Timed Endurance Pyramid: Next, you'll do another pyramid, but instead of counting strokes, you'll keep track of time for about seven minutes. Keep your split time low for the "strong pressure" intervals, and let it go up 45 seconds higher for the "light pressure" portion. Trust us, you'll need the rest and recovery. Start with 30 seconds of "strong pressure" and then 30 seconds of "light pressure," then do 60 seconds, then 90, then back to 60, and end at 30 seconds.

Max Meters: Row as many meters as you can in four minutes. Keep your rhythm as consistent as possible, and aim to keep your split time under 2:30, and your stroke rate at 30 SPM.

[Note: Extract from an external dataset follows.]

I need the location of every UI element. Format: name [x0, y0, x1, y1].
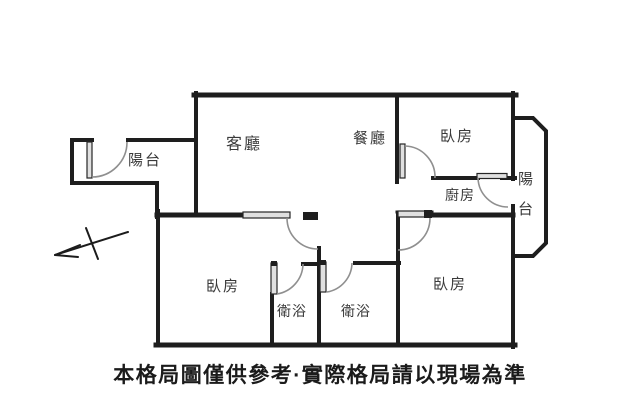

Cool down: End with a one-minute row at a slow pace. Stretch your hamstrings, glutes, quads, abdominals, arms, and back for two minutes.

Speed Drills Workout

Once you've figured out the form and how to read the erg's monitor, you might want to try speed drills, Mulgrew says. Speed drills are effective because they provide a challenging physical workout, and can help you figure out the right intensity that you should be putting into each stroke, she says. Here's how to do one in just five minutes:

Row at a fast stroke rate of 28 SPM for one minute, then write down how far you've rowed. For the next four minutes, your goal is to row as far as you did for the first interval, but you're going to decrease your SPM (meaning you'll go faster) each minute. Provide more power each round to keep the distance consistent, and rest for 30 to 45 seconds between each round. So, start with one minute at 26 SPM, then do a minute at 24 SPM, then 22 SPM, and another round of 22 SPM.